Now that you have seen the progress in different levels of communication among children, you need to start devising strategies to help them get better after assessing their stage.

Comment More and Question Less

Research has proven that children respond less to questions and more to awe-striking comments made by parents to initiate a conversation. For example, instead of questioning like, “What is that?”, exclaim in an excited voice, “Wow, look at those beautiful stars.” You will see them showing increased participation in the latter scenario.

Limit The Technology

Children learn a lot from TV and Smartphones. Essentially, cartoons are an important element to build their character and communication skills. Don’t quit it completely, but keep it restricted to a permissible limit.

However, present-day use of smartphones in children has seen a trend in declining motor skills and reduced problem-solving abilities.

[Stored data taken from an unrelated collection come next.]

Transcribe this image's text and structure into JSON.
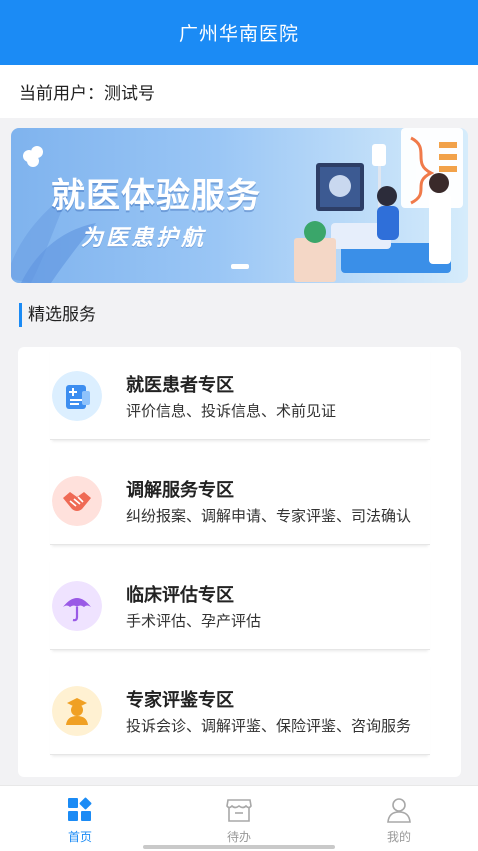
{
  "header": {
    "title": "广州华南医院"
  },
  "user": {
    "label": "当前用户：测试号"
  },
  "banner": {
    "title": "就医体验服务",
    "subtitle": "为医患护航"
  },
  "section": {
    "title": "精选服务"
  },
  "services": [
    {
      "name": "就医患者专区",
      "desc": "评价信息、投诉信息、术前见证",
      "icon": "patient-card-icon",
      "color": "#dcefff"
    },
    {
      "name": "调解服务专区",
      "desc": "纠纷报案、调解申请、专家评鉴、司法确认",
      "icon": "handshake-icon",
      "color": "#ffe1dc"
    },
    {
      "name": "临床评估专区",
      "desc": "手术评估、孕产评估",
      "icon": "umbrella-icon",
      "color": "#efe3ff"
    },
    {
      "name": "专家评鉴专区",
      "desc": "投诉会诊、调解评鉴、保险评鉴、咨询服务",
      "icon": "expert-icon",
      "color": "#fff1d2"
    }
  ],
  "tabbar": {
    "items": [
      {
        "label": "首页",
        "icon": "home-grid-icon",
        "active": true
      },
      {
        "label": "待办",
        "icon": "store-icon",
        "active": false
      },
      {
        "label": "我的",
        "icon": "person-icon",
        "active": false
      }
    ],
    "active_color": "#1b8bf5",
    "inactive_color": "#999999"
  }
}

A recent study shows a smartphone within reach can reduce cognitive abilities in kids and adults alike.

Give Them Time To Answer

When you ask them a question, don’t just jump to answering them yourself instantly. Give them ample time to understand the question, frame an answer to respond to it. Count to 10 before proceeding and you will be surprised by the results.

Present Them With Problem Solving Situations

Create situations that would persuade them to come up with a solution. For example, get them interested in an activity like wrapping up a gift. Keep a larger sized gift on a small wrapper and comment on it in an open-ended questioning style like “Oh, this won’t work, what shall we do now?”

This will motivate them to think in a strategic direction and contribute to providing solutions.

In this technological era, your children need your time the most. Make enough time to interact and play with them. Don’t force them too much. Everyone takes their own time to get comfortable and you can only act as a catalyst in helping them.